The Advanced Deterministic Scorecard reveals a mixed health profile with a Piotroski F-Score of 4/9 indicating stable but not strong fundamentals, while the absence of an Altman Z-Score prevents a clear distress risk assessment. Despite robust operating margins and consistent revenue growth, the company faces significant headwinds from negative earnings growth, an extremely high P/E ratio, and a dangerously elevated payout ratio. Strong historical price performance and analyst buy sentiment are counterbalanced by bearish insider activity and deteriorating profitability trends. The stock appears to trade at a substantial premium to its intrinsic value, suggesting limited margin of safety.

Strengths
High operating margin (35.50%) indicating strong pricing power and cost control
Consistent revenue growth (9.10% YoY) outpacing sector average
Strong track record of earnings surprises (22 out of 25 quarters beat estimates)
Risks
Extremely high P/E ratio (163.63) vs forward P/E (15.42), suggesting potential overvaluation on trailing basis
Earnings growth collapsing (YoY: -88.70%, Q/Q: -88.10%) indicating severe profitability deterioration
Unsustainable dividend payout ratio (490.15%) threatening dividend security
NEO NEUTRAL

NeoGenomics exhibits a stable financial foundation with a Piotroski F-Score of 5/9 and exceptional liquidity (Current Ratio 4.26), though it remains unprofitable with a -14.85% profit margin. While the company has a remarkable track record of beating earnings estimates and shows positive YoY EPS growth, this is offset by a disastrous 5-year price decline of 83.1% and bearish insider activity.

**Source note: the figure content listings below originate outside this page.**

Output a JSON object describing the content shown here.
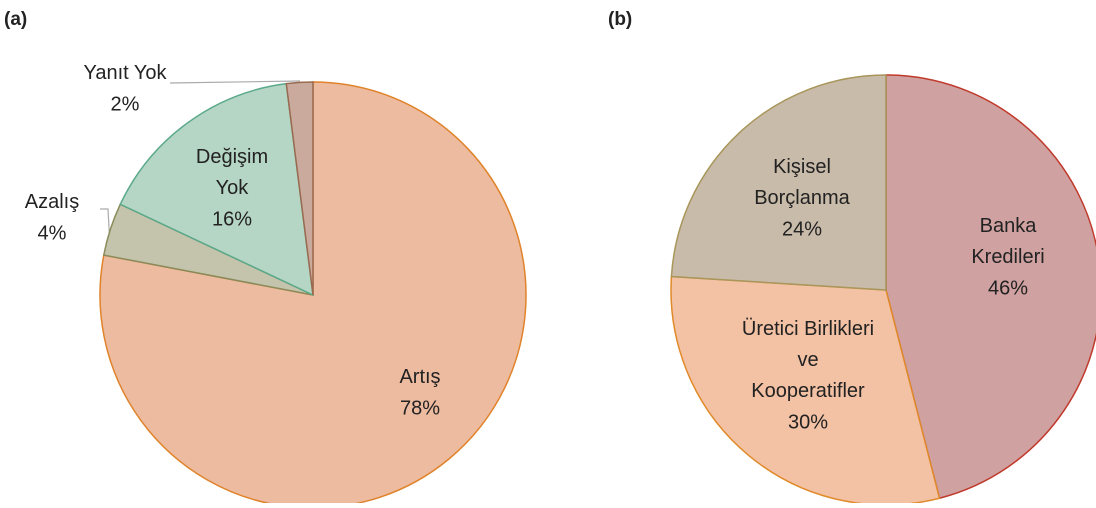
{
  "chart_data": [
    {
      "type": "pie",
      "title": "(a)",
      "categories": [
        "Artış",
        "Azalış",
        "Değişim\nYok",
        "Yanıt Yok"
      ],
      "values": [
        78,
        4,
        16,
        2
      ],
      "value_labels": [
        "78%",
        "4%",
        "16%",
        "2%"
      ],
      "colors": [
        "#ecbba0",
        "#c4c4ad",
        "#b5d5c5",
        "#c9aa9c"
      ],
      "edge_colors": [
        "#e0832a",
        "#8a8a5a",
        "#5aa98a",
        "#9a6a50"
      ]
    },
    {
      "type": "pie",
      "title": "(b)",
      "categories": [
        "Banka\nKredileri",
        "Üretici Birlikleri\nve\nKooperatifler",
        "Kişisel\nBorçlanma"
      ],
      "values": [
        46,
        30,
        24
      ],
      "value_labels": [
        "46%",
        "30%",
        "24%"
      ],
      "colors": [
        "#cfa1a0",
        "#f3c1a4",
        "#c9bba9"
      ],
      "edge_colors": [
        "#c0392b",
        "#e08a2a",
        "#a8965a"
      ]
    }
  ]
}
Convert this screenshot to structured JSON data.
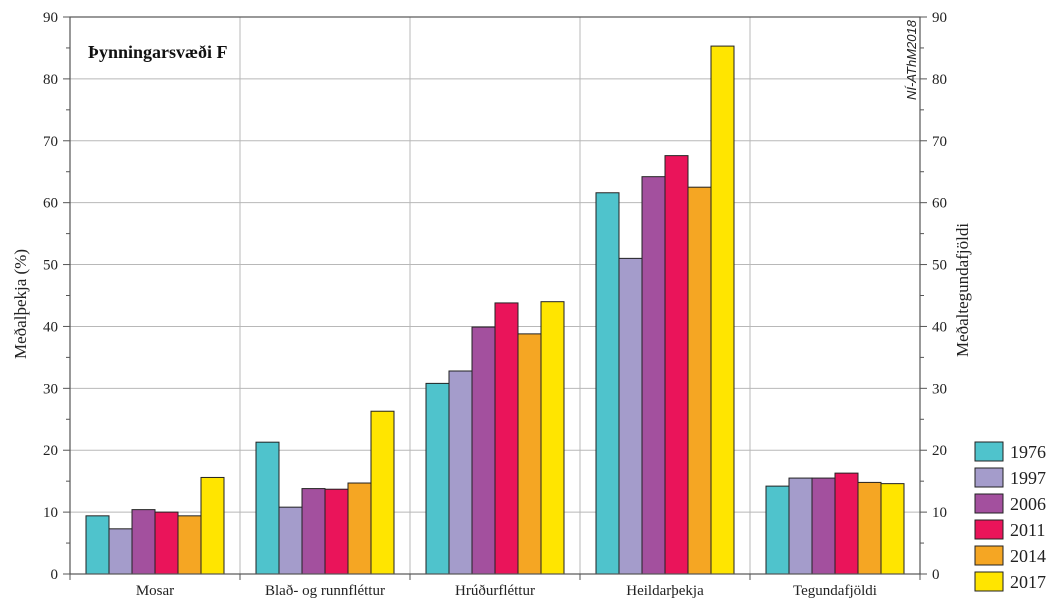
{
  "chart_data": {
    "type": "bar",
    "title": "Þynningarsvæði F",
    "watermark": "NÍ-AThM2018",
    "ylabel": "Meðalþekja (%)",
    "ylabel_right": "Meðaltegundafjöldi",
    "ylim": [
      0,
      90
    ],
    "yticks": [
      0,
      10,
      20,
      30,
      40,
      50,
      60,
      70,
      80,
      90
    ],
    "grid": true,
    "legend_position": "bottom-right",
    "categories": [
      "Mosar",
      "Blað- og runnfléttur",
      "Hrúðurfléttur",
      "Heildarþekja",
      "Tegundafjöldi"
    ],
    "series": [
      {
        "name": "1976",
        "color": "#4fc3cc",
        "values": [
          9.4,
          21.3,
          30.8,
          61.6,
          14.2
        ]
      },
      {
        "name": "1997",
        "color": "#a49ccb",
        "values": [
          7.3,
          10.8,
          32.8,
          51.0,
          15.5
        ]
      },
      {
        "name": "2006",
        "color": "#a3509e",
        "values": [
          10.4,
          13.8,
          39.9,
          64.2,
          15.5
        ]
      },
      {
        "name": "2011",
        "color": "#ea145a",
        "values": [
          10.0,
          13.7,
          43.8,
          67.6,
          16.3
        ]
      },
      {
        "name": "2014",
        "color": "#f5a623",
        "values": [
          9.4,
          14.7,
          38.8,
          62.5,
          14.8
        ]
      },
      {
        "name": "2017",
        "color": "#ffe500",
        "values": [
          15.6,
          26.3,
          44.0,
          85.3,
          14.6
        ]
      }
    ]
  }
}
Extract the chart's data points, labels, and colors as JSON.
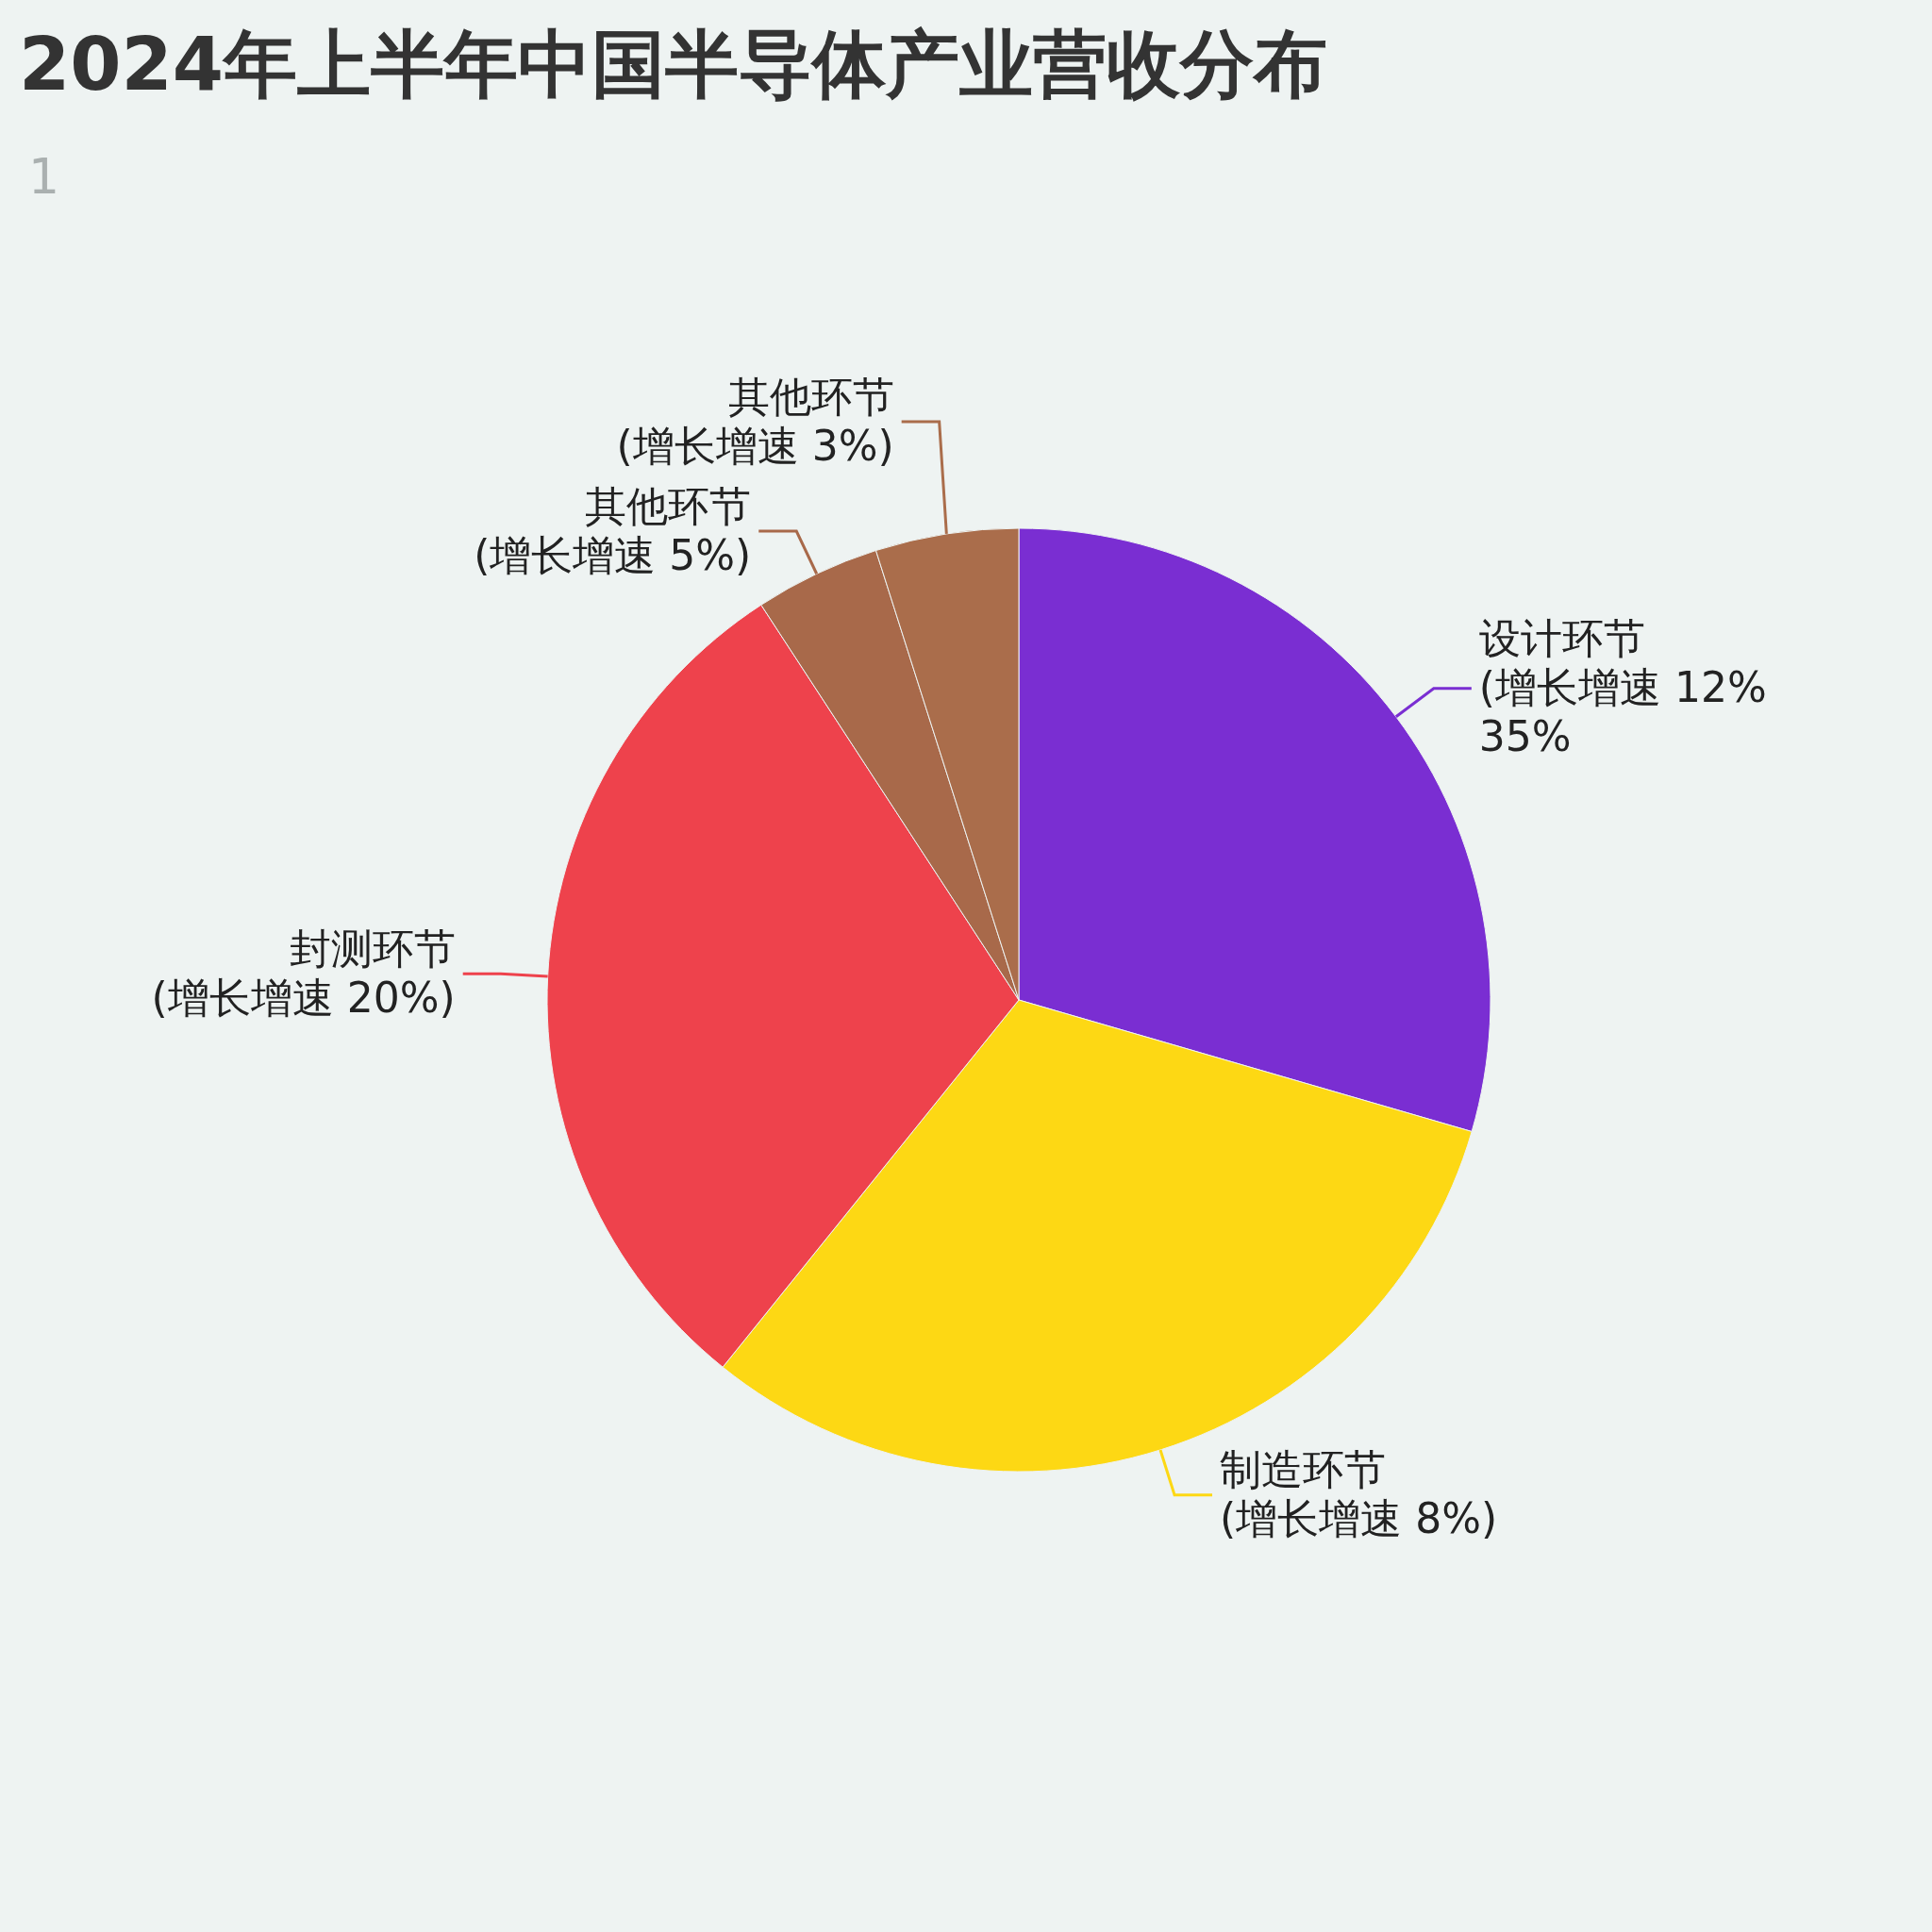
{
  "chart_data": {
    "type": "pie",
    "title": "2024年上半年中国半导体产业营收分布",
    "subtitle": "1",
    "categories": [
      "设计环节\n(增长增速 12%\n35%",
      "制造环节\n(增长增速 8%)",
      "封测环节\n(增长增速 20%)",
      "其他环节\n(增长增速 5%)",
      "其他环节\n(增长增速 3%)"
    ],
    "values": [
      29.5,
      31.3,
      30.0,
      4.3,
      4.9
    ],
    "colors": [
      "#7a2ed2",
      "#fdd814",
      "#ee424c",
      "#a8694a",
      "#aa6d4b"
    ]
  }
}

The stock appears undervalued relative to analyst targets ($14.81), but the lack of current profitability and negative technical trends suggest a speculative recovery play rather than a value certainty.

Strengths
Exceptional short-term liquidity with a Current Ratio of 4.26
Consistent history of earnings beats (3/4 last 4 quarters)
Low leverage with a Debt/Equity ratio of 0.49
Risks
Persistent negative profit margins (-14.85%) and operating margins
Strong bearish technical trend with a 5-year decline of 83.1%
Bearish insider sentiment with sales from the President and General Counsel

Compare Another Pair

ABBV vs NEO: Head-to-Head Comparison

This page compares AbbVie Inc. (ABBV) and NeoGenomics, Inc. (NEO) across key fundamental metrics including valuation ratios, profitability margins, growth rates, financial health indicators, and dividend metrics. Each metric highlights the better-performing stock so you can quickly identify relative strengths and weaknesses.

Our AI engine independently analyzes each company's financials, competitive position, and market conditions to produce a verdict (Bullish, Neutral, or Bearish) along with key strengths and risks. Use this comparison alongside your own research to make informed investment decisions.